Le Monde, 6/02/2007:
Christophe de Margerie, qui doit succéder à Thierry Desmarest à la tête de Total le mercredi 14 février, a d'ores et déjà indiqué que le groupe pétrolier français allait effectuer un virage stratégique en s'intéressant à l'énergie nucléaire. Dans un entretien publié le lundi 5 février par le Financial Times, M. de Margerie explique : " Un jour, nous participerons certainement à cette aventure. "
Le virage ne devrait pas être brutal. Mais Total, comme ses concurrents, envisage désormais l'après-pétrole. M. de Margerie, qui a longtemps été directeur de l'exploration-production de Total, n'a jamais caché son scepticisme sur d'éventuelles percées technologiques qui permettraient d'augmenter significativement la production pétrolière. Comme les autres " majors ", Total est convaincu que le nationalisme pétrolier des pays producteurs ne peut que s'accentuer dans les années à venir. De plus, le débat mondial sur le réchauffement climatique va mettre à mal l'exploitation à outrance des énergies fossiles.

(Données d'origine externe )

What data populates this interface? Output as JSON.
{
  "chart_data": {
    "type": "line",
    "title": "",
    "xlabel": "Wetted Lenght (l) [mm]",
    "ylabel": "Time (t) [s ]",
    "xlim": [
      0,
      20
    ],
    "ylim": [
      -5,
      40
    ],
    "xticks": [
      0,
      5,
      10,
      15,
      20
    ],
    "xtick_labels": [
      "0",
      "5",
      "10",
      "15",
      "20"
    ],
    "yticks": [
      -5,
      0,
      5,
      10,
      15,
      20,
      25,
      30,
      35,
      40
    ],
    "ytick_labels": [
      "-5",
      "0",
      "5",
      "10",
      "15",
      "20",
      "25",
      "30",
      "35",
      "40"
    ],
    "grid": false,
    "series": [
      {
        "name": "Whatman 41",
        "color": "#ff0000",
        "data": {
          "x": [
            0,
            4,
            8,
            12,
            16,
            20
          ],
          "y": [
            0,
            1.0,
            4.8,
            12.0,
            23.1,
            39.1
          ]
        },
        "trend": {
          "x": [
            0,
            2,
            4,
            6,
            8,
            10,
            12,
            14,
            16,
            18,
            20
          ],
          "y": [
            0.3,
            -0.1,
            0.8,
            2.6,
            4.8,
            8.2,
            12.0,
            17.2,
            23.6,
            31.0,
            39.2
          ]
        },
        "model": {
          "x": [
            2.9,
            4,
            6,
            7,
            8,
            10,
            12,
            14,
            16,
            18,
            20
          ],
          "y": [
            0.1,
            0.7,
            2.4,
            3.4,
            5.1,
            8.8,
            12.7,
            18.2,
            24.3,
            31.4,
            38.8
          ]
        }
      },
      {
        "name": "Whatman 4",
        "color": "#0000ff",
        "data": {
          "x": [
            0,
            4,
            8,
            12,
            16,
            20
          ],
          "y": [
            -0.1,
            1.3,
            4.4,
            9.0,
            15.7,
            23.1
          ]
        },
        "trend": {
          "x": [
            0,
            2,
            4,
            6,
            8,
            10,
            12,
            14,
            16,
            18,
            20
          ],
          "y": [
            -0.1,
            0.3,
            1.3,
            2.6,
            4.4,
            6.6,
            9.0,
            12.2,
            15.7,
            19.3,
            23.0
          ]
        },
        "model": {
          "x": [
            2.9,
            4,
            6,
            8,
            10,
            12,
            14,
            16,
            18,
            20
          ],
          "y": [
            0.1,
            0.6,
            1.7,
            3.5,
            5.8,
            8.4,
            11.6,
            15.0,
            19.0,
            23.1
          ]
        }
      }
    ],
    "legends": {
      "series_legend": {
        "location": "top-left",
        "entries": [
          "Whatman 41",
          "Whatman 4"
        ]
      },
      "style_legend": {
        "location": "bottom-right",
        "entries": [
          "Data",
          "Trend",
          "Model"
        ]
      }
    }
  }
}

Pour toutes ces raisons, les grands groupes pétroliers cherchent à se diversifier. Ce n'est pas un hasard si les dirigeants de BP (ex-British Petroleum) ont détourné ces initiales de leur sens premier. Désormais, elles symbolisent le " beyond petroleum " (au-delà du pétrole). Total est d'ores et déjà présent au capital d'Areva, et Thierry Desmarest est administrateur du groupe nucléaire français.
Fort de ses profits historiques (12 milliards d'euros en 2005, sans doute davantage en 2006), le groupe a les moyens d'investir dans des mines d'uranium, voire d'exploiter des centrales nucléaires. Avec cette déclaration, M. de Margerie veut aussi faire taire les rumeurs qui contestaient sa nomination en raison de sa mise en cause dans divers dossiers judiciaires.